Social media is now starting to push the politically correct mantra to official levels.
Twitter has already been moving quickly in this direction as was witnessed when it banned Milo Yiannopoulos for his Ghostbuster comments.
Now a new “advertiser friendly” policy is being introduced by YouTube that will effectively punish users who express politically incorrect opinions or dare to offend viewers.
The punishment will be doled out in the form of de-monetizing content.
— Paul Joseph Watson (@PrisonPlanet) September 1, 2016
YouTube will retain the right to demonetize any videos that contain…
“Controversial or sensitive subjects and events, including subjects related to war, political conflicts, natural disasters and tragedies, even if graphic imagery is not shown.”
Also in the demonetization crosshairs…
“Inappropriate language, including harassment, profanity and vulgar language.”
Infowars reports further on YouTube’s new censorship policy…
YouTube’s new policy will completely disincentivize YouTubers from discussing politically incorrect topics or expressing controversial opinions because they know they will be punished for doing so.
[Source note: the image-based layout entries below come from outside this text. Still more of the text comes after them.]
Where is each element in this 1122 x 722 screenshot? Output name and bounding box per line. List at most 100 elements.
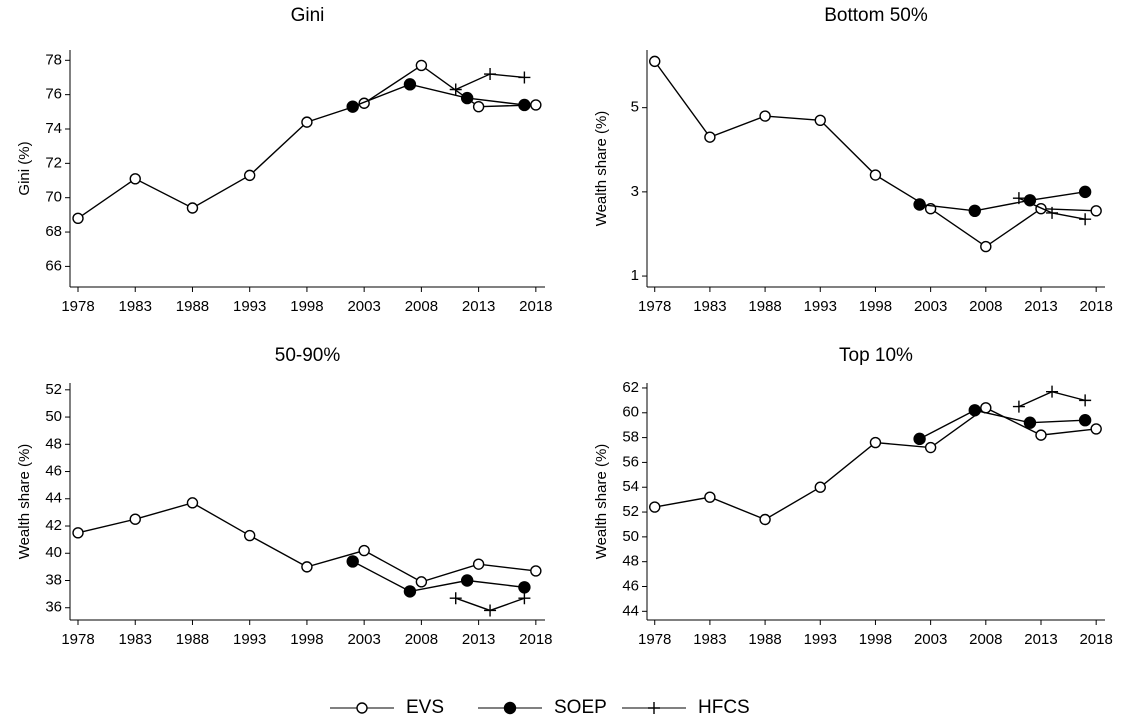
marker-filled-circle (1078, 185, 1092, 199)
marker-plus (518, 592, 531, 605)
marker-open-circle (415, 59, 428, 72)
marker-filled-circle (1078, 414, 1092, 427)
x-tick-label: 2003 (347, 631, 380, 648)
marker-plus (1046, 206, 1059, 219)
marker-open-circle (129, 173, 141, 185)
marker-open-circle (72, 212, 84, 225)
marker-filled-circle (968, 404, 981, 417)
x-tick-label: 1988 (748, 298, 781, 315)
marker-open-circle (759, 110, 771, 122)
marker-open-circle (186, 202, 199, 214)
y-tick-label: 54 (622, 478, 639, 495)
y-tick-label: 44 (622, 602, 639, 619)
x-tick-label: 1983 (119, 631, 152, 648)
marker-plus (484, 604, 497, 617)
marker-plus (648, 702, 660, 714)
marker-open-circle (869, 436, 882, 449)
x-tick-label: 1978 (638, 631, 671, 648)
marker-open-circle (704, 131, 716, 143)
x-tick-label: 2018 (519, 298, 552, 315)
x-tick-label: 1978 (61, 631, 94, 648)
marker-open-circle (980, 240, 992, 253)
marker-open-circle (1035, 429, 1047, 441)
y-tick-label: 50 (45, 408, 62, 425)
marker-open-circle (1090, 423, 1102, 435)
marker-plus (518, 71, 531, 84)
y-tick-label: 38 (45, 571, 62, 588)
x-tick-label: 2013 (462, 631, 495, 648)
y-tick-label: 68 (45, 223, 62, 240)
x-tick-label: 1988 (748, 631, 781, 648)
marker-plus (449, 83, 462, 96)
marker-open-circle (1090, 205, 1102, 217)
y-tick-label: 3 (631, 183, 639, 200)
marker-open-circle (243, 169, 256, 182)
x-tick-label: 2008 (405, 631, 438, 648)
y-tick-label: 76 (45, 86, 62, 103)
marker-open-circle (704, 491, 716, 503)
marker-open-circle (649, 501, 661, 513)
marker-open-circle (356, 702, 368, 714)
marker-open-circle (472, 100, 485, 113)
x-tick-label: 1978 (61, 298, 94, 315)
x-tick-label: 1998 (859, 631, 892, 648)
y-tick-label: 48 (45, 435, 62, 452)
marker-open-circle (72, 527, 84, 539)
x-tick-label: 1998 (859, 298, 892, 315)
panel-title: 50-90% (275, 345, 341, 366)
marker-filled-circle (460, 91, 474, 105)
marker-open-circle (814, 481, 826, 493)
marker-open-circle (759, 513, 771, 526)
x-tick-label: 1993 (233, 298, 266, 315)
series-line (919, 409, 1086, 440)
y-tick-label: 1 (631, 267, 639, 284)
panel-title: Top 10% (839, 345, 913, 366)
marker-filled-circle (1023, 416, 1037, 429)
y-tick-label: 46 (622, 577, 639, 594)
y-tick-label: 72 (45, 154, 62, 171)
x-tick-label: 1988 (176, 631, 209, 648)
legend-label: SOEP (554, 697, 607, 718)
marker-plus (449, 592, 462, 605)
marker-open-circle (649, 55, 661, 68)
x-tick-label: 2018 (1079, 631, 1112, 648)
y-tick-label: 40 (45, 544, 62, 561)
y-tick-label: 5 (631, 99, 639, 116)
x-tick-label: 1993 (804, 631, 837, 648)
series-line (77, 64, 536, 219)
x-tick-label: 1993 (804, 298, 837, 315)
marker-filled-circle (913, 432, 926, 446)
marker-filled-circle (403, 585, 417, 598)
marker-open-circle (472, 558, 485, 570)
y-axis-title: Gini (%) (16, 141, 33, 195)
y-tick-label: 52 (45, 381, 62, 398)
marker-open-circle (530, 565, 542, 577)
marker-filled-circle (346, 100, 359, 113)
y-tick-label: 78 (45, 51, 62, 68)
marker-open-circle (814, 114, 826, 127)
x-tick-label: 2008 (405, 298, 438, 315)
marker-plus (1012, 192, 1025, 205)
marker-plus (1079, 394, 1092, 407)
marker-filled-circle (968, 204, 981, 218)
x-tick-label: 2008 (969, 298, 1002, 315)
y-tick-label: 48 (622, 553, 639, 570)
marker-open-circle (869, 169, 882, 181)
marker-filled-circle (503, 701, 517, 715)
y-tick-label: 60 (622, 404, 639, 421)
x-tick-label: 1983 (693, 298, 726, 315)
y-tick-label: 58 (622, 429, 639, 446)
marker-plus (1079, 213, 1092, 226)
y-tick-label: 70 (45, 189, 62, 206)
panel-title: Bottom 50% (824, 5, 928, 26)
marker-open-circle (301, 561, 313, 573)
x-tick-label: 1988 (176, 298, 209, 315)
x-tick-label: 1998 (290, 298, 323, 315)
y-tick-label: 44 (45, 490, 62, 507)
marker-open-circle (415, 576, 428, 588)
marker-open-circle (243, 529, 256, 542)
y-tick-label: 66 (45, 257, 62, 274)
series-line (654, 60, 1097, 248)
y-axis-title: Wealth share (%) (16, 444, 33, 560)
Many YouTubers make a living off their channel and will therefore be walking on eggshells to avoid the company’s stringent new rules.
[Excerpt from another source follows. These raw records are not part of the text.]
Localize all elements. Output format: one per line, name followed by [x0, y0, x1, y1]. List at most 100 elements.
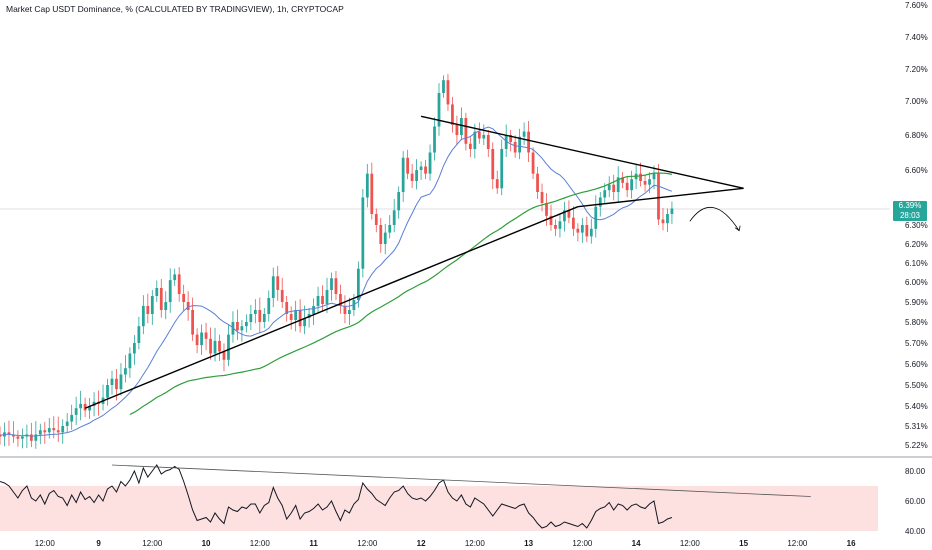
time-axis-tick-label: 10 — [202, 539, 211, 548]
candle-body — [159, 288, 163, 310]
trendline — [577, 187, 744, 208]
candle-body — [271, 276, 275, 298]
candle-body — [56, 430, 60, 433]
candle-body — [383, 232, 387, 244]
candle-body — [388, 225, 392, 233]
candle-body — [451, 104, 454, 125]
candle-body — [7, 432, 11, 435]
candle-body — [294, 310, 298, 320]
price-axis-tick-label: 6.20% — [905, 240, 928, 249]
time-axis-tick-label: 12:00 — [250, 539, 271, 548]
candle-body — [567, 210, 571, 218]
candle-body — [52, 428, 56, 431]
candle-body — [446, 80, 450, 105]
price-axis-tick-label: 5.60% — [905, 360, 928, 369]
time-axis-tick-label: 12 — [417, 539, 426, 548]
rsi-axis-tick-label: 40.00 — [905, 527, 926, 536]
time-axis-tick-label: 12:00 — [35, 539, 56, 548]
candle-body — [343, 306, 347, 314]
time-axis-tick-label: 14 — [632, 539, 641, 548]
candle-body — [227, 334, 230, 360]
candle-body — [563, 210, 566, 222]
candle-body — [666, 214, 669, 224]
candle-body — [648, 179, 651, 185]
candle-body — [540, 192, 544, 203]
candle-body — [70, 414, 74, 422]
candle-body — [661, 219, 665, 224]
candle-body — [625, 182, 629, 191]
projection-arrow — [689, 206, 740, 231]
candle-body — [630, 179, 634, 191]
candle-body — [276, 276, 280, 290]
price-axis-tick-label: 5.90% — [905, 298, 928, 307]
candle-body — [146, 306, 150, 314]
time-axis-tick-label: 12:00 — [465, 539, 486, 548]
candle-body — [670, 208, 674, 214]
time-axis-tick-label: 12:00 — [787, 539, 808, 548]
candle-body — [598, 197, 602, 207]
candle-body — [262, 314, 266, 322]
candle-body — [531, 152, 535, 174]
rsi-band — [0, 486, 878, 531]
candle-body — [464, 118, 468, 144]
candle-body — [249, 314, 253, 322]
candle-body — [460, 118, 463, 135]
candle-body — [589, 228, 593, 237]
price-axis-tick-label: 7.60% — [905, 1, 928, 10]
candle-body — [392, 210, 396, 225]
candle-body — [500, 149, 504, 189]
candle-body — [222, 351, 226, 360]
candle-body — [316, 296, 320, 306]
candle-body — [88, 406, 91, 411]
candle-body — [356, 268, 360, 300]
candle-body — [236, 322, 239, 331]
candle-body — [330, 278, 333, 290]
candle-body — [428, 152, 432, 174]
candle-body — [536, 173, 539, 192]
candle-body — [616, 177, 620, 192]
candle-body — [415, 170, 418, 181]
candle-body — [213, 340, 217, 354]
time-axis-tick-label: 13 — [524, 539, 533, 548]
candle-body — [401, 157, 405, 192]
candle-body — [554, 225, 557, 229]
candle-body — [545, 203, 548, 216]
time-axis-tick-label: 9 — [96, 539, 101, 548]
candle-body — [643, 181, 647, 185]
candle-body — [132, 343, 136, 354]
candle-body — [29, 434, 33, 441]
candle-body — [657, 173, 660, 220]
candle-body — [504, 135, 508, 149]
candle-body — [558, 221, 562, 229]
candle-body — [482, 135, 486, 139]
candle-body — [455, 124, 459, 135]
candle-body — [38, 430, 42, 435]
candle-body — [258, 310, 262, 322]
candle-countdown: 28:03 — [899, 211, 921, 220]
candle-body — [164, 302, 168, 310]
fast-moving-average-line — [0, 126, 673, 437]
time-axis-tick-label: 12:00 — [357, 539, 378, 548]
candle-body — [200, 332, 203, 346]
candle-body — [110, 378, 114, 385]
candle-body — [652, 173, 656, 180]
candle-body — [124, 368, 127, 375]
candle-body — [571, 217, 575, 229]
candle-body — [509, 135, 513, 142]
candle-body — [253, 310, 257, 314]
candle-body — [495, 179, 499, 189]
price-axis-tick-label: 5.50% — [905, 381, 928, 390]
candle-body — [119, 374, 123, 390]
candle-body — [603, 190, 607, 198]
candle-body — [244, 322, 248, 327]
candle-body — [433, 126, 436, 153]
candle-body — [442, 80, 445, 93]
last-price-badge: 6.39% 28:03 — [893, 201, 927, 221]
candle-body — [374, 214, 378, 225]
candle-body — [137, 326, 141, 343]
candle-body — [43, 430, 47, 433]
candle-body — [348, 310, 351, 314]
arrowhead — [734, 225, 741, 232]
The new policy bears some hallmarks of the Communist Chinese government’s “social credit score system,” whereby Internet users are punished by private companies and their peers for expressing unpopular views on social media.
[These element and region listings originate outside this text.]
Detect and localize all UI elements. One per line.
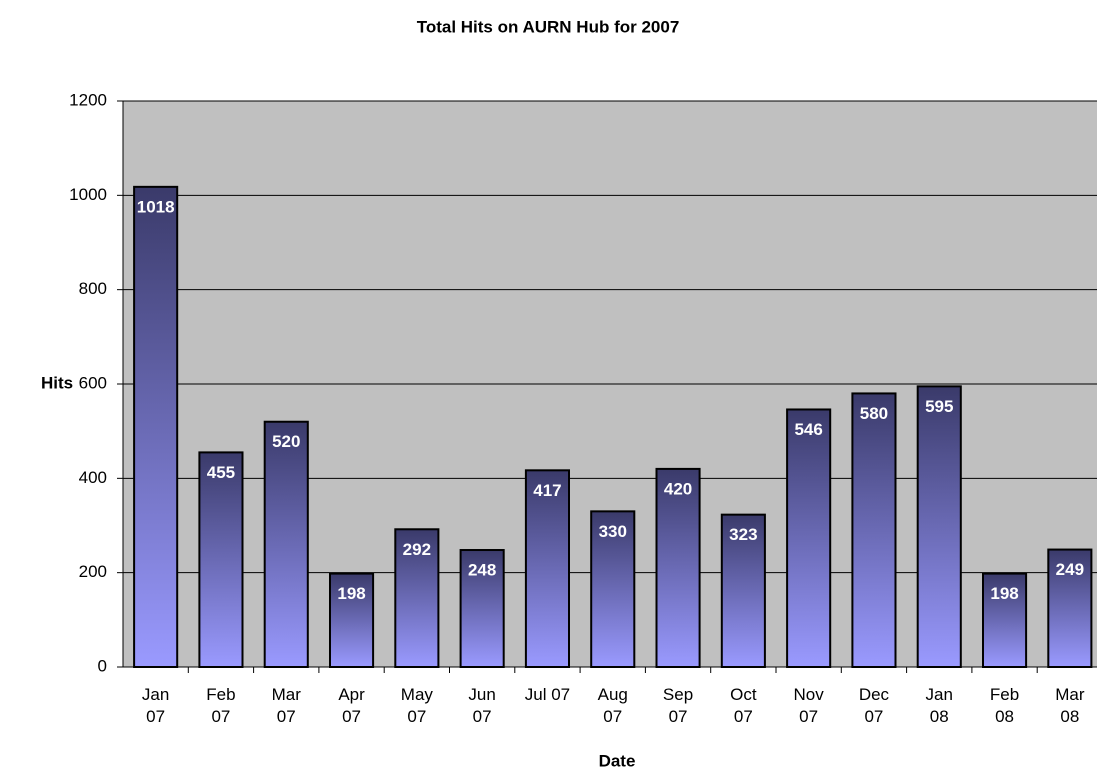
bar <box>459 549 505 669</box>
value-label: 248 <box>468 561 496 580</box>
y-tick-label: 0 <box>98 656 107 675</box>
x-tick-label: Jun 07 <box>468 685 496 726</box>
x-tick-label: Mar 07 <box>271 685 301 726</box>
x-tick-label: Aug 07 <box>597 685 628 726</box>
x-tick-label: Apr 07 <box>338 685 365 726</box>
chart-title: Total Hits on AURN Hub for 2007 <box>417 17 680 36</box>
bar <box>1047 548 1093 668</box>
y-tick-label: 200 <box>79 562 107 581</box>
bar <box>590 510 636 668</box>
value-label: 455 <box>207 463 235 482</box>
value-label: 546 <box>794 420 822 439</box>
value-label: 417 <box>533 481 561 500</box>
bar <box>263 420 309 668</box>
value-label: 198 <box>337 584 365 603</box>
value-label: 323 <box>729 525 757 544</box>
x-tick-label: Mar 08 <box>1055 685 1085 726</box>
x-tick-label: May 07 <box>400 685 433 726</box>
bar <box>851 392 897 668</box>
y-tick-label: 800 <box>79 279 107 298</box>
value-label: 1018 <box>137 197 175 216</box>
x-tick-label: Feb 07 <box>206 685 236 726</box>
value-label: 198 <box>990 584 1018 603</box>
value-label: 595 <box>925 397 953 416</box>
y-tick-label: 400 <box>79 468 107 487</box>
x-tick-label: Jul 07 <box>524 685 571 704</box>
value-label: 580 <box>860 404 888 423</box>
value-label: 330 <box>599 522 627 541</box>
value-label: 420 <box>664 479 692 498</box>
bar <box>916 385 962 668</box>
x-tick-label: Jan 07 <box>141 685 170 726</box>
x-tick-label: Nov 07 <box>793 685 824 726</box>
y-tick-label: 1000 <box>69 185 107 204</box>
x-tick-label: Sep 07 <box>662 685 694 726</box>
x-tick-label: Feb 08 <box>989 685 1020 726</box>
x-tick-label: Dec 07 <box>858 685 890 726</box>
bar <box>786 408 832 668</box>
value-label: 520 <box>272 432 300 451</box>
x-tick-label: Oct 07 <box>730 685 757 726</box>
bar <box>394 528 440 668</box>
bar <box>329 572 375 668</box>
y-tick-label: 600 <box>79 373 107 392</box>
y-axis-label: Hits <box>41 373 73 392</box>
bar <box>655 467 701 668</box>
bar <box>524 469 570 668</box>
value-label: 292 <box>403 540 431 559</box>
x-axis-label: Date <box>599 751 636 770</box>
bar <box>982 572 1028 668</box>
value-label: 249 <box>1056 560 1084 579</box>
bar <box>133 185 179 669</box>
bar <box>198 451 244 668</box>
x-tick-label: Jan 08 <box>925 685 953 726</box>
y-tick-label: 1200 <box>69 90 107 109</box>
bar <box>720 513 766 668</box>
The move is primarily designed to scare away YouTubers from making anti-establishment political content, but prominent YouTubers are already reporting that videos on everything from acne solutions to tips on combating depression are being demonetized because they are not “advertiser friendly”.
Prominent YouTuber Philip DeFranco responded to the controversy by vowing, “I’m not going to censor myself,” despite the fact that dozens of his videos have already been demonetized.
Google-owned YouTube is of course a private company and can enforce any rules it likes, but with the advent of such corporations becoming so large (more powerful than countries in some cases), in addition to them insisting on being treated as a public utility, the move is a massive stab in the back for the content creators who helped build the platform in the first place.